Toll rates to be up to 50 cents a mile in SA

So if San Antonio wasn't awake to the runaway, punitive taxation of toll roads before now, let this article below be a wake-up call...can you afford to pay 50 cents a mile in NEW taxes to get to work? Didn't think so...also consider, do you want the toll tax rates to be in the hands of an unelected board whom taxpayers cannot hold accountable? Do you want this unelected toll authority, RMA, to own these state highways in PERPETUITY versus have these roads revert back to free parts of the state highway system once the improvements are paid for? Well, If your answer to all of the above is 'No,' then you had better start getting involved in nixing these ill-conceived toll schemes...

On March 26, 2012, the San Antonio Bexar County Metropolitan Planning Organization (MPO) voted to take certain segments of 281 & 1604 out of the toll plans and make them non-toll projects. After a seven year long grassroots tax revolt, vigilance finally PAID OFF!

US 281 from Loop 1604 to Stone Oak Pkwy and Loop 1604 from Hwy 90 to Bandera Rd on the west side and from I-10 E to I-35 on the east side will now be done WITHOUT TOLLS. But the remaining portion of Loop 1604 from Bandera Rd. to I-35 will have added 4 added toll lanes (2 each direction) called ‘managed lanes.’ Over 50 toll projects still remain on the books at the MPO at this moment, including adding toll lanes to I-35, I-10, the southern leg of Loop 1604, and tolling most all upgrades to every interchange between these highways.

Can you pay 50 cents PER MILE in tolls?
At it’s Board Meeting April 12, 2012, the Alamo Regional Mobility Authority (RMA) adopted a range of toll rates they plan to charge motorists to use the new managed toll lanes. The RMA will charge from 17 cents up to 50 cents PER MILE -- often the highest rate will be charged during peak hours (or commute hours, when most people need to use the road).

They’re ‘managed’ lanes because this un-elected government bureaucracy wants to ‘manage’ your morning commute and charge you a premium to access these lanes during rush hour.

The tolls may be variable rates that change with time of day and level of traffic on the toll lanes.  If too many people use the lanes, they’ll change the toll in real time to bump cars off the lanes by increasing price.

Government no longer wishes to fix congestion, it wishes to manipulate congestion for profit. These new-fangled toll lanes added to existing, paid for, right-of-way also have non-compete agreements that limit or prohibit the expansion of free lanes/routes surrounding the toll lanes -- guaranteeing congestion on the free routes and forcing us to pay the new tax on driving.

Also, none of these toll projects are toll viable, which means they know up front there won’t be enough projected traffic to pay for the cost of the expansion. Rather than nix the toll project, the RMA plans to SUBSIDIZE the toll lanes by building them with gas taxes and other public money in addition to the toll revenue bonds. But you won’t be able use the lanes without paying ANOTHER tax, a toll. So these toll schemes are DOUBLE TAXATION!

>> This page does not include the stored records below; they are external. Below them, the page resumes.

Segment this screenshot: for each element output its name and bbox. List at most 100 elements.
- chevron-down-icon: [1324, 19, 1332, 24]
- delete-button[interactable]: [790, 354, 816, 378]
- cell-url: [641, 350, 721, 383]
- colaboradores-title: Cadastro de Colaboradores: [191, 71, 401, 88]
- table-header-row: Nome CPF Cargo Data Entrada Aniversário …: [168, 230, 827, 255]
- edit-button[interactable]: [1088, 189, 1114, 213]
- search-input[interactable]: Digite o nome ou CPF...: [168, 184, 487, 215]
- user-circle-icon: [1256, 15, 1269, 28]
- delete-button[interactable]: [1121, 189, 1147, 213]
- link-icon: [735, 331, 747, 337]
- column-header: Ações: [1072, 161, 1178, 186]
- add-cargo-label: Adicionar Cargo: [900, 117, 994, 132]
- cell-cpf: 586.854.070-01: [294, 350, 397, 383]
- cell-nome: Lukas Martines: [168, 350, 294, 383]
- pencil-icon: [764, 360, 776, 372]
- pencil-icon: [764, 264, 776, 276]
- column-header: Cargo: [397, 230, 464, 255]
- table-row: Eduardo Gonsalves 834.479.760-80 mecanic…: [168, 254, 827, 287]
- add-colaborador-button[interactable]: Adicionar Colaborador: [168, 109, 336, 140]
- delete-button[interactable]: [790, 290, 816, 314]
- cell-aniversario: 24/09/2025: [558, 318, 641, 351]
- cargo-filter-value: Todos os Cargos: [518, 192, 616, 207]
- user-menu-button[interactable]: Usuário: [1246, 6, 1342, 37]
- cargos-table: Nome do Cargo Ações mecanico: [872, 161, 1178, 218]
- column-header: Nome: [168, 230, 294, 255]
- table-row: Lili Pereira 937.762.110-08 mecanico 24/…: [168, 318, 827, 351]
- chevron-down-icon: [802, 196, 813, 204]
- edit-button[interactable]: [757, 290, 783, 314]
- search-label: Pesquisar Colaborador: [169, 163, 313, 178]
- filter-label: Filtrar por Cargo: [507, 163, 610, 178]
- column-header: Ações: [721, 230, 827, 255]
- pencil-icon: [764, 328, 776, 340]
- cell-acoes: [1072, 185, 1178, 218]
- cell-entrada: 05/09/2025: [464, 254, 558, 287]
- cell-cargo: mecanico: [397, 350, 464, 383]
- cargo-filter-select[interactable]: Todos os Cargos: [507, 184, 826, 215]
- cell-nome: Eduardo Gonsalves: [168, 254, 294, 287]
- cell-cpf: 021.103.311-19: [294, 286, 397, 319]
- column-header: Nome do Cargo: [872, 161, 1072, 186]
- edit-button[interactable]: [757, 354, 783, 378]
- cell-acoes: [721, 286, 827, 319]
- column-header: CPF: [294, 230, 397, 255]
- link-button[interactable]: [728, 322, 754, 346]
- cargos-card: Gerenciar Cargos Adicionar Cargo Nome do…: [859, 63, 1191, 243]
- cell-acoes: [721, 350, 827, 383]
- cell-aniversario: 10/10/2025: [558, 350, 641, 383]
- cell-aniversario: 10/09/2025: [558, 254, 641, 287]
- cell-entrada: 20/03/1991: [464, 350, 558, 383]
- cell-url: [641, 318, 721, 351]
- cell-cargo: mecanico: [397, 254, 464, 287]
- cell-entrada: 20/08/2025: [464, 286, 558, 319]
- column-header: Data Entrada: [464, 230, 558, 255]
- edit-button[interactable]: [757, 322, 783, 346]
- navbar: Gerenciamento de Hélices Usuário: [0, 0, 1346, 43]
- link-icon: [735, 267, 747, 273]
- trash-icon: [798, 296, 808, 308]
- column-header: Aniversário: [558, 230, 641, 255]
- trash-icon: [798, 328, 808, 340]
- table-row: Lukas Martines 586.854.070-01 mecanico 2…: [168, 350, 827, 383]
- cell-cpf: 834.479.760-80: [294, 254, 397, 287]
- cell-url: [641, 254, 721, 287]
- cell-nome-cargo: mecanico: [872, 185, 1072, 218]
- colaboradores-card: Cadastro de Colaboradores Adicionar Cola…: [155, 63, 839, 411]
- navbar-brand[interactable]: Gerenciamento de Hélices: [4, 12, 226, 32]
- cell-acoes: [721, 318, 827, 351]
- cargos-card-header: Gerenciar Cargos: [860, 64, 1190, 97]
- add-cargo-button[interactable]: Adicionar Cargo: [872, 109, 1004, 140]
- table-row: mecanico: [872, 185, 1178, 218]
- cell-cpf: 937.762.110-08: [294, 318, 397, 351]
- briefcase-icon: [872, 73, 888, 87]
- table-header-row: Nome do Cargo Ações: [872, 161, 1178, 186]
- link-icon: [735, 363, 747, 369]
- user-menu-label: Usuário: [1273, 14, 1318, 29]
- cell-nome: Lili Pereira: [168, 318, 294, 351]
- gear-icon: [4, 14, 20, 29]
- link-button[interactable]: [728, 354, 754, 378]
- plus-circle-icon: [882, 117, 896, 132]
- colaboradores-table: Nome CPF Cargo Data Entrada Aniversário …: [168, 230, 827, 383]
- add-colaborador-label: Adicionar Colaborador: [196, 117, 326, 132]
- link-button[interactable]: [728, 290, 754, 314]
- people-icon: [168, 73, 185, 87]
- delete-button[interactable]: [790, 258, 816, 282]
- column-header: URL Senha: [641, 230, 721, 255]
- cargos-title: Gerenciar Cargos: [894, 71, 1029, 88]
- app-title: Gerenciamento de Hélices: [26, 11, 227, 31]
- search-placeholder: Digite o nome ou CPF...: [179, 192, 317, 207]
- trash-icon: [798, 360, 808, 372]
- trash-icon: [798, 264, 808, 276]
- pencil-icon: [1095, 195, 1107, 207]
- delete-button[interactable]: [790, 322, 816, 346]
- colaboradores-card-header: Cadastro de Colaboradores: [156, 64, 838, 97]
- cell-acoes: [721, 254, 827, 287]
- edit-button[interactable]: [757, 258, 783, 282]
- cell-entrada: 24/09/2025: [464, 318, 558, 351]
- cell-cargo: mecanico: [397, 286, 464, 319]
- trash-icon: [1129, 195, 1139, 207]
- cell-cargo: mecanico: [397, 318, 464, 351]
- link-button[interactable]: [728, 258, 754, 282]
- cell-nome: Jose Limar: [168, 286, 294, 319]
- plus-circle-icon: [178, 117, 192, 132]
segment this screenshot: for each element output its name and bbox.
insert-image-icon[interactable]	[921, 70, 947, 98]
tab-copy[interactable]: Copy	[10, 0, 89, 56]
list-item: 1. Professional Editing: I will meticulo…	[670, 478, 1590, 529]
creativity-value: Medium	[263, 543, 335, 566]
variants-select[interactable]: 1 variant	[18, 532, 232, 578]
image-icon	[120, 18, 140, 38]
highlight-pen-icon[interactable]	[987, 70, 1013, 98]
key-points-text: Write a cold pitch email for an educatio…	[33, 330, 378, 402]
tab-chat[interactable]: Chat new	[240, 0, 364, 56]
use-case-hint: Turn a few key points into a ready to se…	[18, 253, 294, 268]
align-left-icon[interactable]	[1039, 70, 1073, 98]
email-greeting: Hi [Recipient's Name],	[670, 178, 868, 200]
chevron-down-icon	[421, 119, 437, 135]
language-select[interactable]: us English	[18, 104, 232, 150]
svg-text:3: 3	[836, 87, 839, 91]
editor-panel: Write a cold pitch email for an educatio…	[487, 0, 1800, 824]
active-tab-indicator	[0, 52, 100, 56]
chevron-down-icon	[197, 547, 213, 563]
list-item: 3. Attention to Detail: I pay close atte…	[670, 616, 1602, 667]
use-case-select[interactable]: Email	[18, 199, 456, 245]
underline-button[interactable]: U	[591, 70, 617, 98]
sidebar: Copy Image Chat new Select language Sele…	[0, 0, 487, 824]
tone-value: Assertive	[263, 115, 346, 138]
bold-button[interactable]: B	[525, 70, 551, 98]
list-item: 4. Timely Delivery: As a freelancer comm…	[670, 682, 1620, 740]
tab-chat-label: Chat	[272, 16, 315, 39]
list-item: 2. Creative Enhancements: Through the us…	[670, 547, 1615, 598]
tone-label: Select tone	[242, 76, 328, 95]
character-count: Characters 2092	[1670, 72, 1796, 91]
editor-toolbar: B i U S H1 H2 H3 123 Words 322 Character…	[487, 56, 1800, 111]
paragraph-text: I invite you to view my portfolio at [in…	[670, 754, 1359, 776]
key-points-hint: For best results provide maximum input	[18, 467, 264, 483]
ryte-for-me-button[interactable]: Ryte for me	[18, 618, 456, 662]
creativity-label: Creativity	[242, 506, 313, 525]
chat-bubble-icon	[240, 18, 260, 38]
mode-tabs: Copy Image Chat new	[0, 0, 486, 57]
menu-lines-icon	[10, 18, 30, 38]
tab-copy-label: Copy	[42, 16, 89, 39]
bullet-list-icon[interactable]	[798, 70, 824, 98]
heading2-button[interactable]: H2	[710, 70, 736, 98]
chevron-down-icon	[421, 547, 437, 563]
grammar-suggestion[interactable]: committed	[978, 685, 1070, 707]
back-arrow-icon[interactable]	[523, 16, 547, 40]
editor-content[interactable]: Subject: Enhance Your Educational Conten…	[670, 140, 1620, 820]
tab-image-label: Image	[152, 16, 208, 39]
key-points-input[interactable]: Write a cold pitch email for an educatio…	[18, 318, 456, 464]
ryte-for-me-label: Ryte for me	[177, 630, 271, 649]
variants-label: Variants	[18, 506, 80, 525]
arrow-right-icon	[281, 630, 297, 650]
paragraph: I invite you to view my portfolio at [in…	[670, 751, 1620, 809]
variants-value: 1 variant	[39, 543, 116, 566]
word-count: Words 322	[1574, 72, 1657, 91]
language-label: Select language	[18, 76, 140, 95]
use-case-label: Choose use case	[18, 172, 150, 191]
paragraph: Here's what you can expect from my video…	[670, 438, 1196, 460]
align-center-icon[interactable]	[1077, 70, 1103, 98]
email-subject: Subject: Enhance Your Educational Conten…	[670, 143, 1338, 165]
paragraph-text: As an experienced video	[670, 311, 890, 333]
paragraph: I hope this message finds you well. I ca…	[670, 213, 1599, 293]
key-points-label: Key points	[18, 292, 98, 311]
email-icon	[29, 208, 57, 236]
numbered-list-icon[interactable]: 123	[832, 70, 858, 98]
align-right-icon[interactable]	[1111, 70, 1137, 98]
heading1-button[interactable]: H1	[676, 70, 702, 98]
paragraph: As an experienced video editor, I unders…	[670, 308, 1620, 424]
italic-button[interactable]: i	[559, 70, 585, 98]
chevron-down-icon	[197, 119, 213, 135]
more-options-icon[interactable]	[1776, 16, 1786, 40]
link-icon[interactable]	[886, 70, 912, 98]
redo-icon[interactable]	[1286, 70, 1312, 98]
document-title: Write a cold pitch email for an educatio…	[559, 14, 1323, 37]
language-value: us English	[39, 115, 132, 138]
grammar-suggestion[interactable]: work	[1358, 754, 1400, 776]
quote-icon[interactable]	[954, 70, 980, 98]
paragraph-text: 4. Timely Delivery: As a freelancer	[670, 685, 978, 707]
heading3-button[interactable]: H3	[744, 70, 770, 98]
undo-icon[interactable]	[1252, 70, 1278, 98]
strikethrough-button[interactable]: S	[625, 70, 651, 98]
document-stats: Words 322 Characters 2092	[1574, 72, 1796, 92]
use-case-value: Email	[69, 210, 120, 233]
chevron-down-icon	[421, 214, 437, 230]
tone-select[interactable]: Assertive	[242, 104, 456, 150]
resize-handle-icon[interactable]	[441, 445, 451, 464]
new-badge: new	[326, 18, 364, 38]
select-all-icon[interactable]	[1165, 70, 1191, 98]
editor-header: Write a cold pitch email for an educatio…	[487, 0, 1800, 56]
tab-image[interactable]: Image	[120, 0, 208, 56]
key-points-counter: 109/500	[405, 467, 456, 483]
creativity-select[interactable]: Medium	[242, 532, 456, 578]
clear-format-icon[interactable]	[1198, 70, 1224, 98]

Tolls in perpetuity? Permanent NEW tax on driving
The Texas Legislature passed a bill, HB 1112, in the 82nd session in 2001, that gives RMA’s ownership of these segments of state highways in PERPETUITY. Why would they seek ownership of our state highways in PERPETUITY? Because they want to charge you tolls in PERPETUITY! On October 26, 2009, Terry Brechtel, the Executive Director of the RMA admitted they plan to keep the toll in place in perpetuity, after the improvements are paid for.

Toll rate range approved

By Vianna Davila, San Antonio Express-News

Published 02:38 p.m., Thursday, April 12, 2012

The public got its first preview of the tolls Bexar County drivers might one day pay, after the Alamo Regional Mobility Authority board amended its policies Thursday afternoon to include a range of possible toll rates.

The range, which could be anywhere between 17 and 50 cents per mile, would increase by a certain percentage every year, once a toll road is built and operational.

The board also formally exercised the RMA's right to build tolls on Loop 1604, should those projects ever come to pass.

The decision will not impede the recent proposal by Bexar County Commissioner Kevin Wolff to expand parts of Loop 1604 without tolls; but it ensures the RMA will be in charge of any future toll projects along other parts of the corridor.